Sunday, December 29, 2013

Stop Being A Control Freak!

I am a control freak!  I really hate to admit that, but it's true!  I come from a long line of control freaks, so I come by it honestly!  I am tired of being this way and want to change my ways (if that is possible).  I found a Christian based book called "Let It Go: How to Stop Running the Show and Start Walking in Faith" by Karen Ehman, and I've started to read it I think I'm on chapter 3 or 4.  What she is saying is making sense, so that is a step in the right direction! I really want to overcome this, I've prayed about it a lot and the good Lord directed me to this book. (It totally amazes me how God can just drop things in your lap just when you need them the most!  I was NOT looking for this book it just hit me in the face when I saw it on another blog!)  I really don't like being this way, and I know that half the battle has already been won because I can admit to being this way.  Hopefully I can put into practice what Karen is guiding me to do.

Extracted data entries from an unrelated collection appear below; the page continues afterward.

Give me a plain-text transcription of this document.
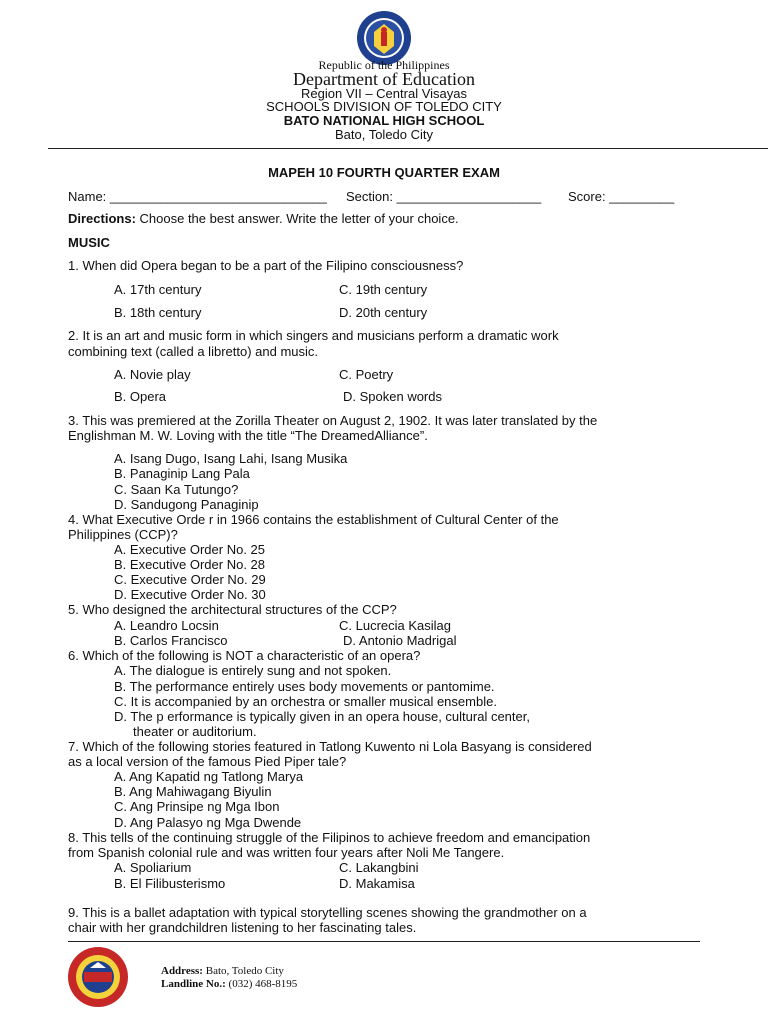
Republic of the Philippines
Department of Education
Region VII – Central Visayas
SCHOOLS DIVISION OF TOLEDO CITY
BATO NATIONAL HIGH SCHOOL
Bato, Toledo City
MAPEH 10 FOURTH QUARTER EXAM
Name: ______________________________ Section: ____________________ Score: _________
Directions: Choose the best answer. Write the letter of your choice.
MUSIC
1. When did Opera began to be a part of the Filipino consciousness?
A. 17th century	C. 19th century
B. 18th century	D. 20th century
2. It is an art and music form in which singers and musicians perform a dramatic work
combining text (called a libretto) and music.
A. Novie play	C. Poetry
B. Opera	D. Spoken words
3. This was premiered at the Zorilla Theater on August 2, 1902. It was later translated by the
Englishman M. W. Loving with the title “The DreamedAlliance”.
A. Isang Dugo, Isang Lahi, Isang Musika
B. Panaginip Lang Pala
C. Saan Ka Tutungo?
D. Sandugong Panaginip
4. What Executive Orde r in 1966 contains the establishment of Cultural Center of the
Philippines (CCP)?
A. Executive Order No. 25
B. Executive Order No. 28
C. Executive Order No. 29
D. Executive Order No. 30
5. Who designed the architectural structures of the CCP?
A. Leandro Locsin	C. Lucrecia Kasilag
B. Carlos Francisco	D. Antonio Madrigal
6. Which of the following is NOT a characteristic of an opera?
A. The dialogue is entirely sung and not spoken.
B. The performance entirely uses body movements or pantomime.
C. It is accompanied by an orchestra or smaller musical ensemble.
D. The p erformance is typically given in an opera house, cultural center,
theater or auditorium.
7. Which of the following stories featured in Tatlong Kuwento ni Lola Basyang is considered
as a local version of the famous Pied Piper tale?
A. Ang Kapatid ng Tatlong Marya
B. Ang Mahiwagang Biyulin
C. Ang Prinsipe ng Mga Ibon
D. Ang Palasyo ng Mga Dwende
8. This tells of the continuing struggle of the Filipinos to achieve freedom and emancipation
from Spanish colonial rule and was written four years after Noli Me Tangere.
A. Spoliarium	C. Lakangbini
B. El Filibusterismo	D. Makamisa
9. This is a ballet adaptation with typical storytelling scenes showing the grandmother on a
chair with her grandchildren listening to her fascinating tales.
Address: Bato, Toledo City
Landline No.: (032) 468-8195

The one place I think this is going to help me the most is at work.  I have always been the leader, the one who puts out the fires, etc.  I would like for some of my co-workers to step up and try their hand at putting out some of the fires.  It's not that I'm tired of doing those things, but I need to NOT take on so much responsibility, and it's time for others to spread their wings and fly.

The one thing in the this book that bothered me the most,  was that she said that being a control freak is not letting God do what he needs to do and for me and to back off and let him take the lead!  Honestly I didn't think that  my desire to control had anything to do with Him, but I am finding out He wants to lead and that I must follow.  When you put it like that I guess I owe God an apology!  I didn't mean to step on His toes! LOL!

Hopefully 2014 will be a year of learning to let go and learning to follow!